Caesars Entertainment is counting on its MICE and entertainment experience to carry off the prize of a casino license in Japan, says William Shen, the company’s managing director for Japan and South Korea.

Caesars is interested in four destinations in Japan, including Osaka and Tomakomai. Speaking in an interview at G2E Asia, Shen outlined what he sees as Caesar’s unique selling points for the hotly contested licenses. In the first round of bidding only three IRs will be permitted and most of the major names in the global gambling industry are lobbying hard.

“We are the most trusted, transparent partner and can offer transformative capabilities that can have a lasting impact on Japan and that can be proven,” he said. “We do engage in long-term partnerships, we have consistently been the industry leader in all facets of CSR and responsible gaming, whether it’s to be the first to commit to climate change goals, or the first to commit to gender equality rules.”

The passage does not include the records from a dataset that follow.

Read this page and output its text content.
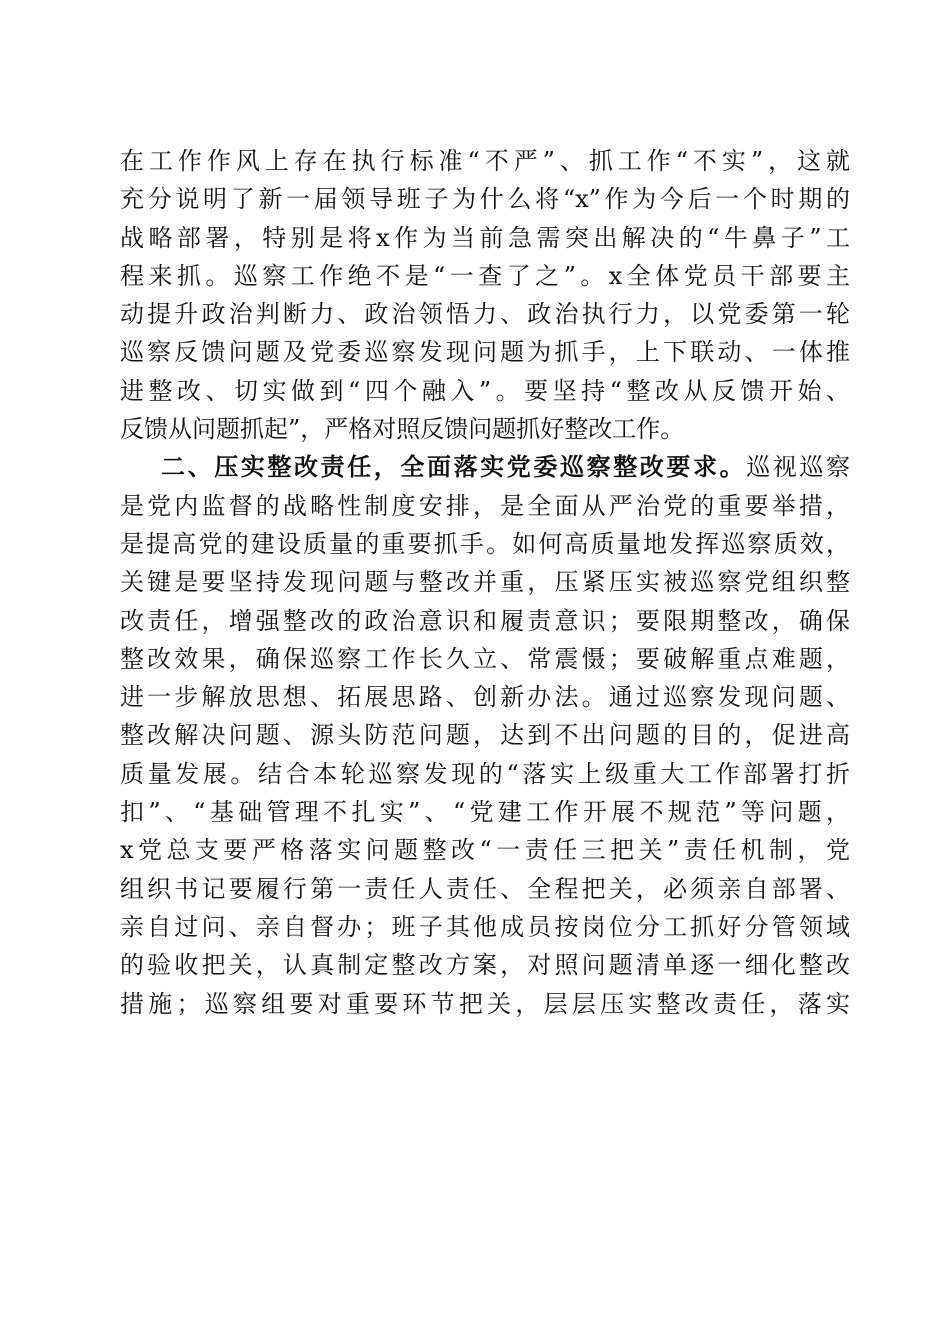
在工作作风上存在执行标准“不严”、抓工作“不实”，这就
充分说明了新一届领导班子为什么将“x”作为今后一个时期的
战略部署，特别是将x作为当前急需突出解决的“牛鼻子”工
程来抓。巡察工作绝不是“一查了之”。x全体党员干部要主
动提升政治判断力、政治领悟力、政治执行力，以党委第一轮
巡察反馈问题及党委巡察发现问题为抓手，上下联动、一体推
进整改、切实做到“四个融入”。要坚持“整改从反馈开始、
反馈从问题抓起”，严格对照反馈问题抓好整改工作。
二、压实整改责任，全面落实党委巡察整改要求。巡视巡察
是党内监督的战略性制度安排，是全面从严治党的重要举措，
是提高党的建设质量的重要抓手。如何高质量地发挥巡察质效，
关键是要坚持发现问题与整改并重，压紧压实被巡察党组织整
改责任，增强整改的政治意识和履责意识；要限期整改，确保
整改效果，确保巡察工作长久立、常震慑；要破解重点难题，
进一步解放思想、拓展思路、创新办法。通过巡察发现问题、
整改解决问题、源头防范问题，达到不出问题的目的，促进高
质量发展。结合本轮巡察发现的“落实上级重大工作部署打折
扣”、“基础管理不扎实”、“党建工作开展不规范”等问题，
x党总支要严格落实问题整改“一责任三把关”责任机制，党
组织书记要履行第一责任人责任、全程把关，必须亲自部署、
亲自过问、亲自督办；班子其他成员按岗位分工抓好分管领域
的验收把关，认真制定整改方案，对照问题清单逐一细化整改
措施；巡察组要对重要环节把关，层层压实整改责任，落实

“At the end of the day there’s very few IR operators that have the true depth of experience in the two areas that Japan cares about most which are MICE and entertainment. And if anyone really pushes to understand exactly how strong we are in those two dimensions it will make us stand out.”

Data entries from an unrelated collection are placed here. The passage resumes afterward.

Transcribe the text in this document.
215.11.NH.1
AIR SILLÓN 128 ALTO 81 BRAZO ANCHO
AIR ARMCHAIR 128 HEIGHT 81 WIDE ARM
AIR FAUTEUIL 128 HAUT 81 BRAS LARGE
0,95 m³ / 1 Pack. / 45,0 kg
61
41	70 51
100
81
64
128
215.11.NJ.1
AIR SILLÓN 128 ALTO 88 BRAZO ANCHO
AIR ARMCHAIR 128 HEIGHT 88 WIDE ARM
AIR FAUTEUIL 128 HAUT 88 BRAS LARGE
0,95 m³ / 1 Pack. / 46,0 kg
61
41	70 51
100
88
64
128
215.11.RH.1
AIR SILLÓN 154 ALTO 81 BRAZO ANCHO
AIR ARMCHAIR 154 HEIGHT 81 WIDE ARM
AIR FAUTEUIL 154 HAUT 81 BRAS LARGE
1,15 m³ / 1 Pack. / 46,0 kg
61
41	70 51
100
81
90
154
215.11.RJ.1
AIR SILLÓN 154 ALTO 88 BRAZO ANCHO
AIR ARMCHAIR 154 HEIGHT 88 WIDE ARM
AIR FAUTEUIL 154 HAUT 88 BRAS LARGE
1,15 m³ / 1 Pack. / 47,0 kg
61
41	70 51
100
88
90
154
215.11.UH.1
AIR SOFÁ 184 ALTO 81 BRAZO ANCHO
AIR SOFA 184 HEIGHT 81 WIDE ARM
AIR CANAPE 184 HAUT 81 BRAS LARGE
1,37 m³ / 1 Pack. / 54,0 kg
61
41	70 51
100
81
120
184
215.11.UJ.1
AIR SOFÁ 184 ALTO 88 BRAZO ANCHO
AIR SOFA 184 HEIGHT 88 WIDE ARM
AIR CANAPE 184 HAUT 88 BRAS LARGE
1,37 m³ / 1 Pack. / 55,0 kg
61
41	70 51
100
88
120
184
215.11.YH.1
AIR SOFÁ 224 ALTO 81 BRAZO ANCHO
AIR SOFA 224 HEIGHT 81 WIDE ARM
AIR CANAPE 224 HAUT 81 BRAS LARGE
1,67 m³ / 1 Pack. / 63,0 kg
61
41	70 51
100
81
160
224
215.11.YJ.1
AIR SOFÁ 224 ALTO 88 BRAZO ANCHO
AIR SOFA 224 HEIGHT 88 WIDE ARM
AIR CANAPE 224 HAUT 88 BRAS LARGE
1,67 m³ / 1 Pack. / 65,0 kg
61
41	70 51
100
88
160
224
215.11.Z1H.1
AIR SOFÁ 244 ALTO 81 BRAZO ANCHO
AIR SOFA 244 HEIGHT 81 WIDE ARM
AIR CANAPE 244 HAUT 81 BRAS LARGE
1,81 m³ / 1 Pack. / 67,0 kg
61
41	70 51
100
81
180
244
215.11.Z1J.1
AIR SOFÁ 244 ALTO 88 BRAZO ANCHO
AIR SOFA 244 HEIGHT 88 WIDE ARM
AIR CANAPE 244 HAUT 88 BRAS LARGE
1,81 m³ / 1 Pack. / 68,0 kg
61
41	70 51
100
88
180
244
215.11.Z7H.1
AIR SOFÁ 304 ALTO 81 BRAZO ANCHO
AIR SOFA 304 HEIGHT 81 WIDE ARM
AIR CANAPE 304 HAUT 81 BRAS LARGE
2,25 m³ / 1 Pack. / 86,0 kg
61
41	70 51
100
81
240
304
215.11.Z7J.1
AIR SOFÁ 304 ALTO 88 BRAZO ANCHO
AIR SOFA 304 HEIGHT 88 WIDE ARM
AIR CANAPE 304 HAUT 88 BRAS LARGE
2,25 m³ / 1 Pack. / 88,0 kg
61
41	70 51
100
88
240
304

Like most of the players seeking a license, Caesars has been building its presence on the ground for some time and has recently announced several initiatives to raise its profile and improve its chances.

In March, group CEO Mark Frissora and other senior executives visited Japan and announced a

CSR fund, with an initial pledge of 25 million yen towards Responsible Gaming Initiatives in Japan. While in February, it became an official sponsorship partner of the 2025 World Expo Committee’s bid to host the World Expo 2025 in Osaka, Kansai.

It is also sponsoring singer Celine Dion’s 2018 Japan tour.

The company’s MICE team supports approximately 16,000 meetings and conferences and hosts two million attendees annually.

Shen said Caesars, which emerged from bankruptcy protection last year, would be willing to become a minority partner in a Japanese consortium and has not set a minimum limit.